Optical microscopy and spectroscopy both rely on the controlled transmission of light through a sample. But if a sample is covered by an opaque layer – or indeed if a sample itself is opaque – the amount of light randomly scattered can render these techniques next to useless.
Allard Mosk and Ivo Vellekoop from the University of Twente, however, claim that they can not only circumvent the problems of an opaque medium but can actually exploit its properties to focus light to a point over a thousand times brighter than it would be when it is scattered normally.
The researchers start by expanding the diameter of the beam from a laser using a lens, and then split the cross-section into a number of segments by passing the beam through the pixels on a liquid crystal display (LCD). After focusing this expanded beam back to its normal diameter, they shine it through an opaque sample onto a digital camera.
The crucial part of Mosk and Vellekoop’s technique is their computer program, which reads the intensity of the light hitting the camera and makes corrections to the LCD’s pattern to make this intensity as large as possible. For example, if one beam segment scatters through the sample in such a way that it interferes destructively with the rest of the beam when it arrives at the camera, the program adjusts that segment’s propagation before it reaches the sample using a phase modulator.

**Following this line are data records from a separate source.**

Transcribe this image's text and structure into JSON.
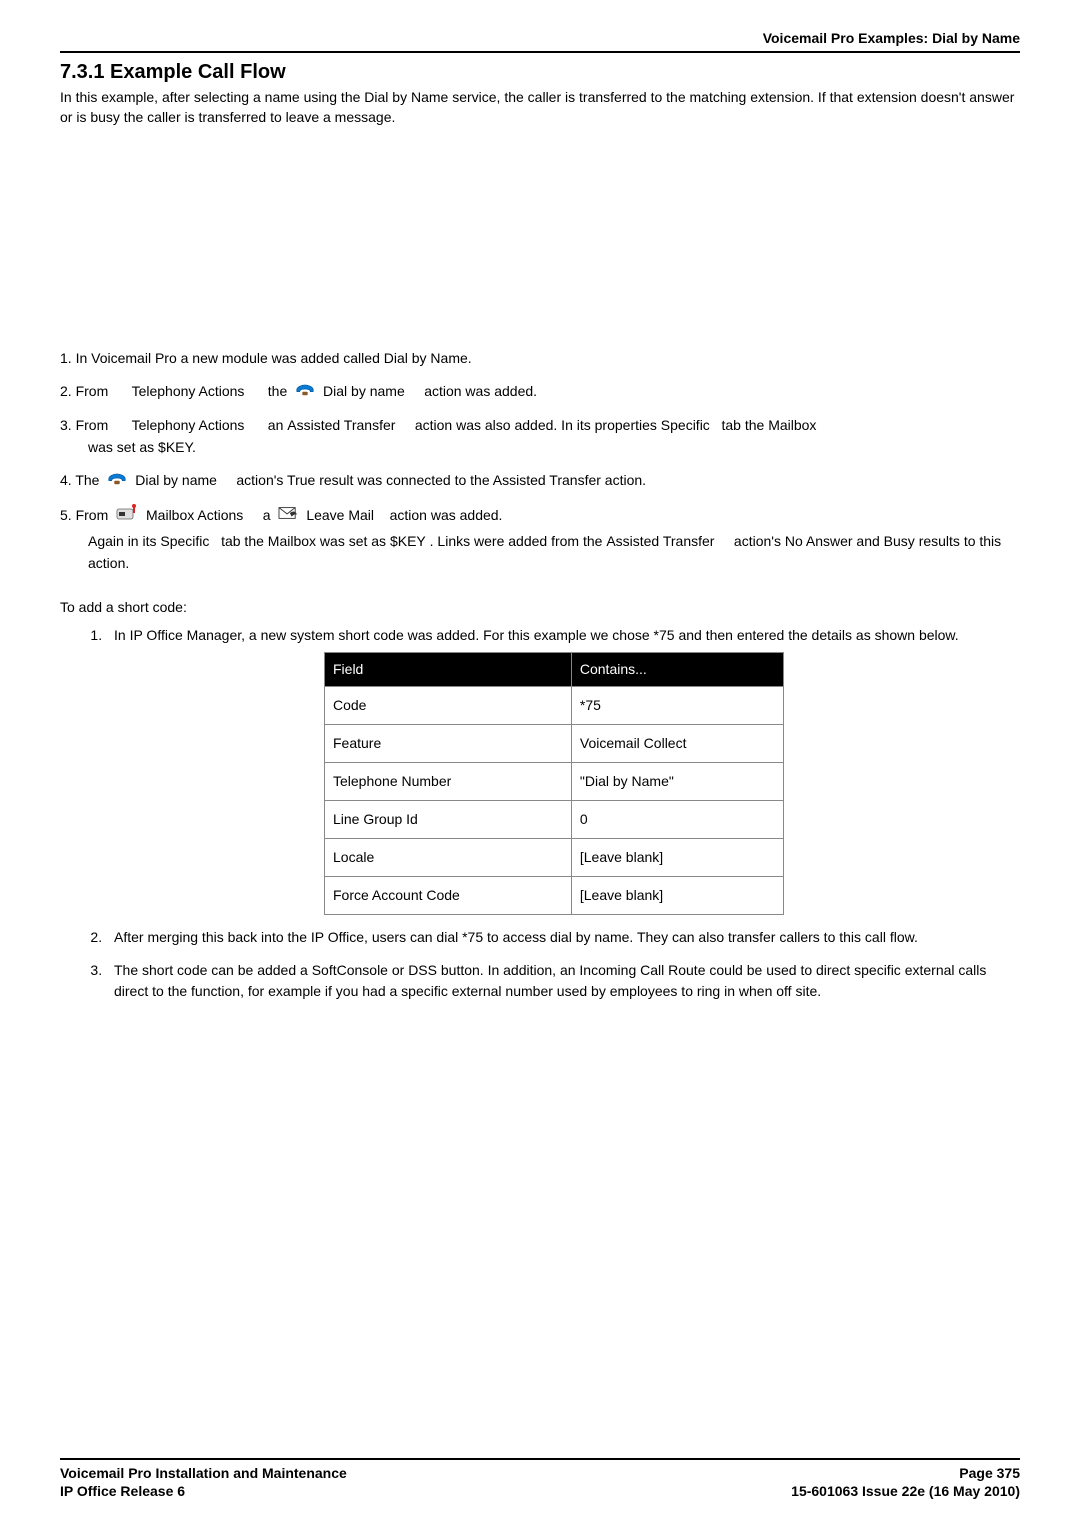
{
  "header": {
    "breadcrumb": "Voicemail Pro Examples: Dial by Name"
  },
  "section": {
    "title": "7.3.1 Example Call Flow",
    "intro": "In this example, after selecting a name using the Dial by Name service, the caller is transferred to the matching extension. If that extension doesn't answer or is busy the caller is transferred to leave a message."
  },
  "steps": {
    "s1": "1. In Voicemail Pro a new module was added called Dial by Name.",
    "s2_a": "2. From ",
    "s2_b": "Telephony Actions ",
    "s2_c": " the ",
    "s2_d": " Dial by name ",
    "s2_e": " action was added.",
    "s3_a": "3. From ",
    "s3_b": "Telephony Actions ",
    "s3_c": " an ",
    "s3_d": "Assisted Transfer ",
    "s3_e": " action was also added. In its properties ",
    "s3_f": "Specific ",
    "s3_g": " tab the ",
    "s3_h": "Mailbox",
    "s3_i": "was set as $KEY.",
    "s4_a": "4. The ",
    "s4_b": " Dial by name ",
    "s4_c": " action's True result was connected to the Assisted Transfer action.",
    "s5_a": "5. From ",
    "s5_b": " Mailbox Actions ",
    "s5_c": " a ",
    "s5_d": " Leave Mail ",
    "s5_e": " action was added.",
    "s5_f_a": "Again in its ",
    "s5_f_b": "Specific ",
    "s5_f_c": " tab the ",
    "s5_f_d": "Mailbox",
    "s5_f_e": " was set as ",
    "s5_f_f": " $KEY",
    "s5_f_g": ". Links were added from the ",
    "s5_f_h": "Assisted Transfer ",
    "s5_f_i": " action's No Answer and Busy results to this action."
  },
  "shortcode": {
    "heading": "To add a short code:",
    "li1": "In IP Office Manager, a new system short code was added. For this example we chose *75 and then entered the details as shown below.",
    "li2": "After merging this back into the IP Office, users can dial *75  to access dial by name. They can also transfer callers to this call flow.",
    "li3": "The short code can be added a SoftConsole or DSS button. In addition, an Incoming Call Route could be used to direct specific external calls direct to the function, for example if you had a specific external number used by employees to ring in when off site."
  },
  "table": {
    "h1": "Field",
    "h2": "Contains...",
    "rows": [
      {
        "f": "Code",
        "v": "*75"
      },
      {
        "f": "Feature",
        "v": "Voicemail Collect"
      },
      {
        "f": "Telephone Number",
        "v": "\"Dial by Name\""
      },
      {
        "f": "Line Group Id",
        "v": "0"
      },
      {
        "f": "Locale",
        "v": "[Leave blank]"
      },
      {
        "f": "Force Account Code",
        "v": "[Leave blank]"
      }
    ]
  },
  "footer": {
    "left1": "Voicemail Pro Installation and Maintenance",
    "left2": "IP Office Release 6",
    "right1": "Page 375",
    "right2": "15-601063 Issue 22e (16 May 2010)"
  }
}
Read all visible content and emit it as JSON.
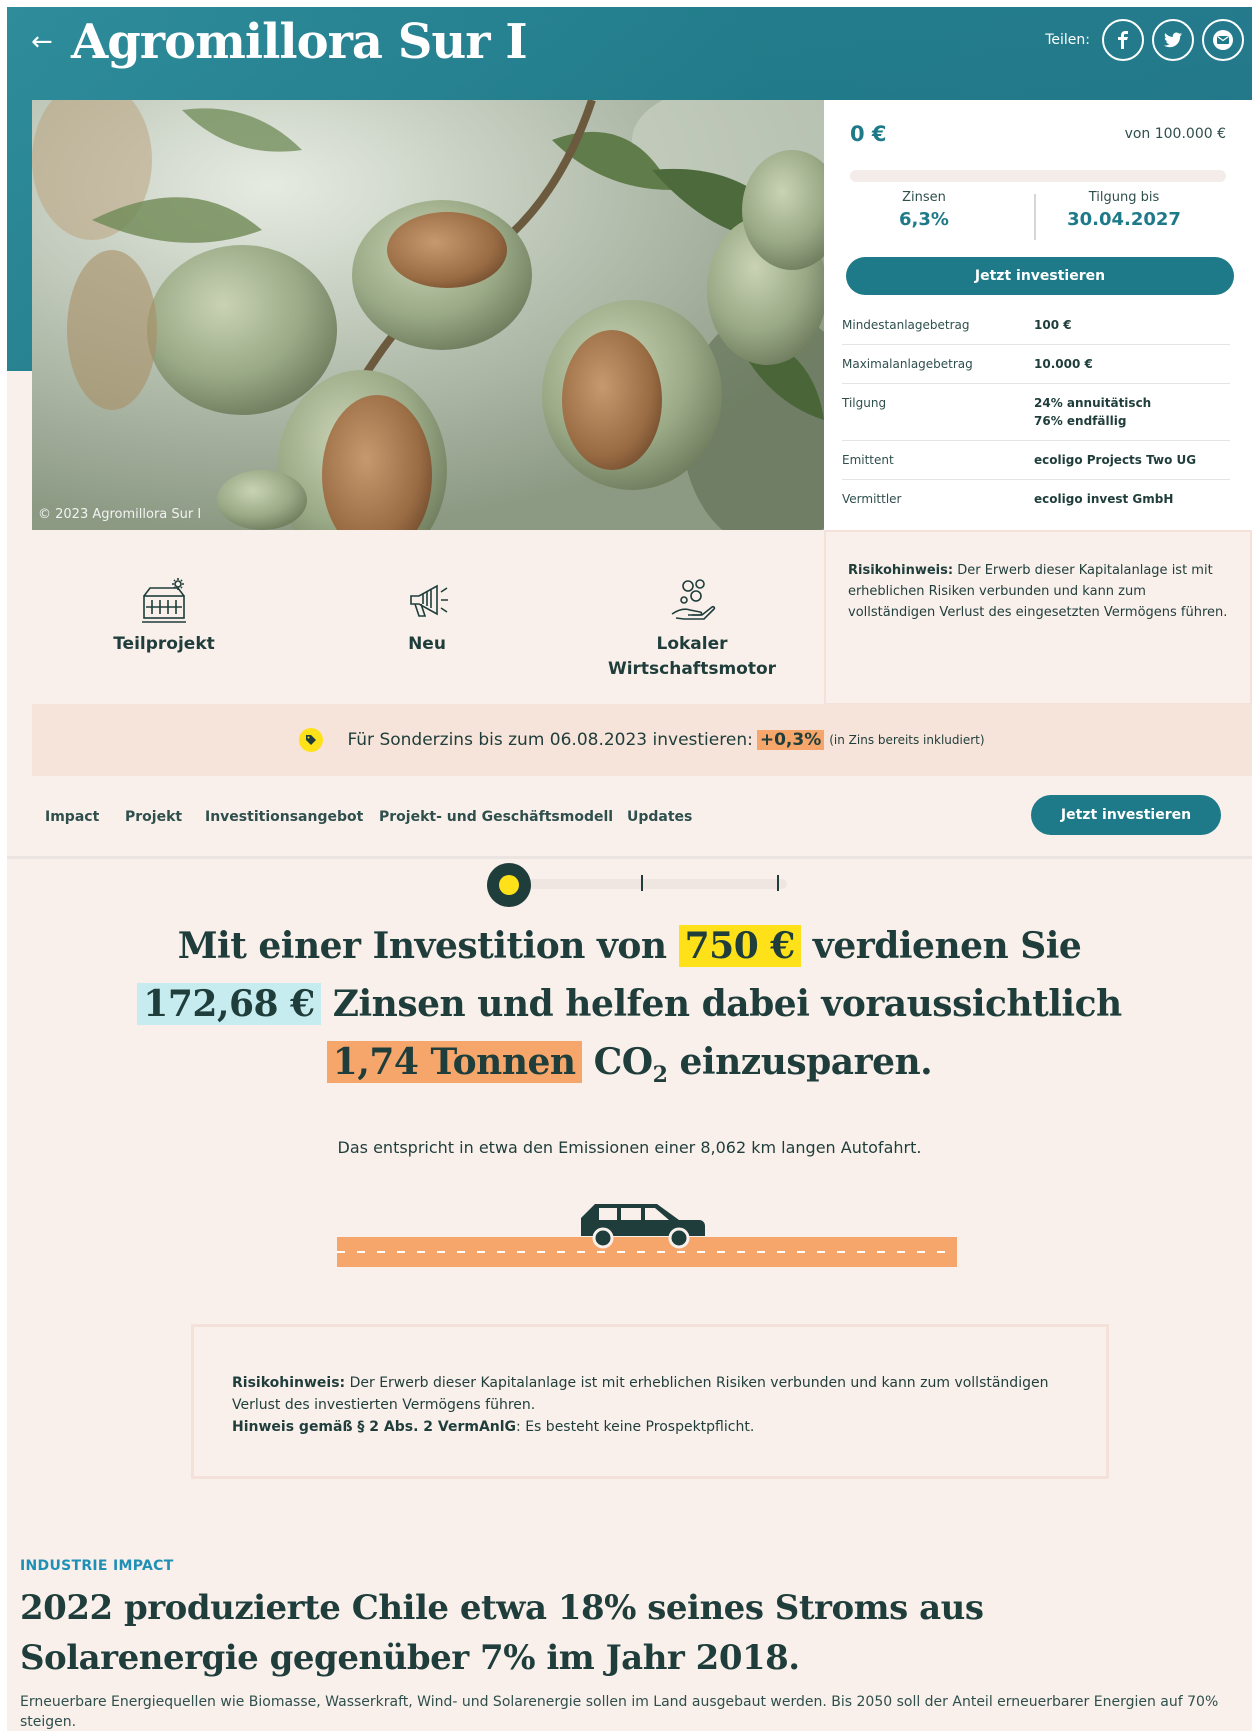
{
  "header": {
    "back_label": "←",
    "title": "Agromillora Sur I",
    "share_label": "Teilen:",
    "share_icons": [
      "facebook-icon",
      "twitter-icon",
      "mail-icon"
    ]
  },
  "hero": {
    "copyright": "© 2023 Agromillora Sur I"
  },
  "invest": {
    "amount": "0 €",
    "goal": "von 100.000 €",
    "progress_fraction": 0.0,
    "interest_label": "Zinsen",
    "interest_value": "6,3%",
    "repayment_label": "Tilgung bis",
    "repayment_value": "30.04.2027",
    "cta": "Jetzt investieren",
    "rows": [
      {
        "key": "Mindestanlagebetrag",
        "value": "100 €"
      },
      {
        "key": "Maximalanlagebetrag",
        "value": "10.000 €"
      },
      {
        "key": "Tilgung",
        "value": "24% annuitätisch\n76% endfällig"
      },
      {
        "key": "Emittent",
        "value": "ecoligo Projects Two UG"
      },
      {
        "key": "Vermittler",
        "value": "ecoligo invest GmbH"
      }
    ]
  },
  "features": [
    {
      "label": "Teilprojekt",
      "icon": "solar-building-icon"
    },
    {
      "label": "Neu",
      "icon": "megaphone-icon"
    },
    {
      "label": "Lokaler Wirtschaftsmotor",
      "icon": "coins-hand-icon"
    }
  ],
  "risk_card": {
    "label": "Risikohinweis:",
    "text": " Der Erwerb dieser Kapitalanlage ist mit erheblichen Risiken verbunden und kann zum vollständigen Verlust des eingesetzten Vermögens führen."
  },
  "promo": {
    "text": "Für Sonderzins bis zum 06.08.2023 investieren:",
    "bonus": "+0,3%",
    "note": "(in Zins bereits inkludiert)"
  },
  "subnav": {
    "items": [
      "Impact",
      "Projekt",
      "Investitionsangebot",
      "Projekt- und Geschäftsmodell",
      "Updates"
    ],
    "cta": "Jetzt investieren"
  },
  "statement": {
    "part1": "Mit einer Investition von",
    "amount": "750 €",
    "part2": "verdienen Sie",
    "interest": "172,68 €",
    "part3": "Zinsen und helfen dabei voraussichtlich",
    "co2": "1,74 Tonnen",
    "part4": "CO",
    "co2_sub": "2",
    "part5": "einzusparen.",
    "equivalent": "Das entspricht in etwa den Emissionen einer 8,062 km langen Autofahrt."
  },
  "disclaimer": {
    "risk_label": "Risikohinweis:",
    "risk_text": " Der Erwerb dieser Kapitalanlage ist mit erheblichen Risiken verbunden und kann zum vollständigen Verlust des investierten Vermögens führen.",
    "notice_label": "Hinweis gemäß § 2 Abs. 2 VermAnlG",
    "notice_text": ": Es besteht keine Prospektpflicht."
  },
  "impact": {
    "kicker": "INDUSTRIE IMPACT",
    "title": "2022 produzierte Chile etwa 18% seines Stroms aus Solarenergie gegenüber 7% im Jahr 2018.",
    "text": "Erneuerbare Energiequellen wie Biomasse, Wasserkraft, Wind- und Solarenergie sollen im Land ausgebaut werden. Bis 2050 soll der Anteil erneuerbarer Energien auf 70% steigen."
  },
  "colors": {
    "teal": "#1e7a89",
    "dark": "#1f3d3a",
    "yellow": "#ffe11a",
    "cyan": "#c6ecf0",
    "orange": "#f6a66b",
    "background": "#f9f0ec"
  }
}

When every segment’s phase has been optimized to interfere constructively, the brightest possible image is obtained (See Opaque lens).
Mosk and Vellekoop tested their technique for several opaque samples, some of which turned out to better at focusing than others. A fresh flower petal, they found, focused the beam to an intensity about 60 times greater than the normal scattered beam. On the other hand, titanium dioxide – a white pigment and one of the most strongly scattering materials known – could intensify the beam more than a thousand times over.
In practice, such an intense beam could be scanned over a biological sample to image it in a similar manner to a scanning electron microscope by using any opaque layers of tissue covering it as the “lens”. However, the technique would still require a camera or other detector behind the sample to read the intensity for optimization. “We are starting to work on optimization using local nanoscale probes that can be put inside tissue,” Mosk told physicsworld.com.